The government says the camps are re-education and training facilities, and have been highly successful in stopping attacks previously blamed on Islamist militants and separatists, but rights groups say they are internment camps.
Chinese officials briefed diplomats from more than 80 countries and international organisations in Beijing on Friday about Xinjiang, the foreign ministry said on Sunday, confirming a Reuters report.
Xinjiang Deputy Governor Erkin Tuniyaz and Deputy Foreign Minister Zhang Hanhui explained Xinjiang’s “development achievements” and their “preventive counter-terrorism and de-extremism work” to the gathering, the ministry said.

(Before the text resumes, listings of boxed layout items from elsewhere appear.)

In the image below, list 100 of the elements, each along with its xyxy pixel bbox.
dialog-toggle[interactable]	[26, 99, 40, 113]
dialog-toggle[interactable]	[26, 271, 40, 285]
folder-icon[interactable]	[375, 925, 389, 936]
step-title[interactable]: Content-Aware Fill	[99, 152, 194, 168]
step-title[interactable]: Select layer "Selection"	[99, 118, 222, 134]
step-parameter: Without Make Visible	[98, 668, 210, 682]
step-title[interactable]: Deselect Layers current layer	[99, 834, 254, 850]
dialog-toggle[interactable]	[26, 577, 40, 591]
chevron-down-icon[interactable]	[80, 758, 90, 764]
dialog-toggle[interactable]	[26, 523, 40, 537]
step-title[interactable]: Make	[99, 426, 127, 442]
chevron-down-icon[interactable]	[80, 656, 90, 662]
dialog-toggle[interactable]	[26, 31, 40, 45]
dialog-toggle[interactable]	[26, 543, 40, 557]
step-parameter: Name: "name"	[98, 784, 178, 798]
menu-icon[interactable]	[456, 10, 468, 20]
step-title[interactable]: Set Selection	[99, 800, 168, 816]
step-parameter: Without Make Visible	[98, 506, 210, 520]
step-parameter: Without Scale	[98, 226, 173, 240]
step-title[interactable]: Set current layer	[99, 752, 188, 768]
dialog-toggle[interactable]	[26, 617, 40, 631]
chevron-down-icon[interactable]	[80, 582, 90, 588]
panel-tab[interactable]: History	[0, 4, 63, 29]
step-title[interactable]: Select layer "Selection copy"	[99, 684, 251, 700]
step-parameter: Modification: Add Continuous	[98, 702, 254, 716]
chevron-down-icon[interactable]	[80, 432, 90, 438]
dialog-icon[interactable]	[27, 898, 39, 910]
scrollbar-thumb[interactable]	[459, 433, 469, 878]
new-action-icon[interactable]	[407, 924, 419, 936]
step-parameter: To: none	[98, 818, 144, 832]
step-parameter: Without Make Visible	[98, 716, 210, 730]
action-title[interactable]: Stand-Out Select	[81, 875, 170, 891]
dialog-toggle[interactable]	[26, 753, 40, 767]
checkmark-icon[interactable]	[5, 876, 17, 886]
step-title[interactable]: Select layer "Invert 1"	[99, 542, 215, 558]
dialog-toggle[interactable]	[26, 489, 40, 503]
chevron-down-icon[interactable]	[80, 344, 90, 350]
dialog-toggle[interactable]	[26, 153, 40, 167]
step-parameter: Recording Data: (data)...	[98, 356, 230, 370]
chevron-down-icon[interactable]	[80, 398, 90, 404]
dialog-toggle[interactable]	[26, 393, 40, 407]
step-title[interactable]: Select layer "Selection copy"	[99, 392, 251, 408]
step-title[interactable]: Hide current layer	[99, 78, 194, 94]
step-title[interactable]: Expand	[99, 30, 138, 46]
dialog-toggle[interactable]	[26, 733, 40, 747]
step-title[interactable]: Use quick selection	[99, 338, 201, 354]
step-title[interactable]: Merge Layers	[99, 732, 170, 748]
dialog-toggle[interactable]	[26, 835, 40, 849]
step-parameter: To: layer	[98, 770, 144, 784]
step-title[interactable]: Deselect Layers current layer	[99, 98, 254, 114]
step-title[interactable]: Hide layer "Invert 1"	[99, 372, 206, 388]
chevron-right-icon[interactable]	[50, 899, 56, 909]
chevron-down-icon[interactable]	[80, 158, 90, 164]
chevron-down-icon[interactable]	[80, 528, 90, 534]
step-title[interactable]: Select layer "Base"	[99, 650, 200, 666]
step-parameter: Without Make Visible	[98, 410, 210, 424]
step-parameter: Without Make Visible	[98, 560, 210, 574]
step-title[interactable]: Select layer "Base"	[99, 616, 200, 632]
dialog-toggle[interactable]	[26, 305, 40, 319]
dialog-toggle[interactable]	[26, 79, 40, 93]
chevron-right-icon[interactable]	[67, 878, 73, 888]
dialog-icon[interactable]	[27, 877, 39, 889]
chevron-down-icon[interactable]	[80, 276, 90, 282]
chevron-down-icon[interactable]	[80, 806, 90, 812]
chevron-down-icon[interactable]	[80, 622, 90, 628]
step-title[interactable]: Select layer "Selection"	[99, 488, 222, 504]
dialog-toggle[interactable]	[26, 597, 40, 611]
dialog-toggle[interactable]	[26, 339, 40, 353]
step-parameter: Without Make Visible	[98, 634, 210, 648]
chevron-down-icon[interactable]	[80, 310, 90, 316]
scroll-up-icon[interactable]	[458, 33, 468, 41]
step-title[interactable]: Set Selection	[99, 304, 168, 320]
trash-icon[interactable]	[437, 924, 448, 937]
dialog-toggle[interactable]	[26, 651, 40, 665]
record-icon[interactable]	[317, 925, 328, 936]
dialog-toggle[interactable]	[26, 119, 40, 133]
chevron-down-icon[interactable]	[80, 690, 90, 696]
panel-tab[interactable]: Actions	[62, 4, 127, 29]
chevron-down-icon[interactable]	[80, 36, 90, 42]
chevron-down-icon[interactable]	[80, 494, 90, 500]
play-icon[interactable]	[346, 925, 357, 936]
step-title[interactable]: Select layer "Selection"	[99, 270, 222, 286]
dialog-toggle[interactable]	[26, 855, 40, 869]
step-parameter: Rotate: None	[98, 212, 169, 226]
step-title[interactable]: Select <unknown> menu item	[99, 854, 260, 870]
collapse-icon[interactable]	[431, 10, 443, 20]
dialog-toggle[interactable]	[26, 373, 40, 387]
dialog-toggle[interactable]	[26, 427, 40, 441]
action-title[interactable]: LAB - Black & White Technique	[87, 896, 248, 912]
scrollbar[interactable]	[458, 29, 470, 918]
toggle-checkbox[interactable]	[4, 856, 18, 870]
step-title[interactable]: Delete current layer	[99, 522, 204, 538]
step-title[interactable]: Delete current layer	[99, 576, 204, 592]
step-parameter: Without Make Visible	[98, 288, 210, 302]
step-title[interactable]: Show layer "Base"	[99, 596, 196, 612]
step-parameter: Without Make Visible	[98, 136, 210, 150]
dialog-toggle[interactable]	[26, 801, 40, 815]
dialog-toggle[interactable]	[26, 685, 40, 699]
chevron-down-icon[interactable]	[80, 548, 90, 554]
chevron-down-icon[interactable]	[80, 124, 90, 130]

“Xinjiang’s counter-terrorism and de-extremism efforts have created a new way to solve the symptoms and root cause of the difficult global issue of counter-terrorism, and are worthy of praise,” the statement paraphrased Zhang as saying.
“China will continue to make its due contribution towards the global fight against terrorism.”
The diplomats said China’s explanation had helped them understand Xinjiang, that what China was doing there was important for the rest of the world in combating terror, and that the “successful experience in Xinjiang was worth studying and drawing on,” the ministry added.
It did not say which countries’ representatives had made the comments, or which countries’ envoys had attended.
Diplomatic sources told Reuters last week that Western diplomats would attend, as well as those from countries close to China and which traditionally do not criticise its rights record.
China is also lobbying hard to thwart scrutiny of the Xinjiang camps at the U.N. Human Rights Council’s main annual session, which opens on Monday.
China has rejected all accusations of mistreatment in the camps.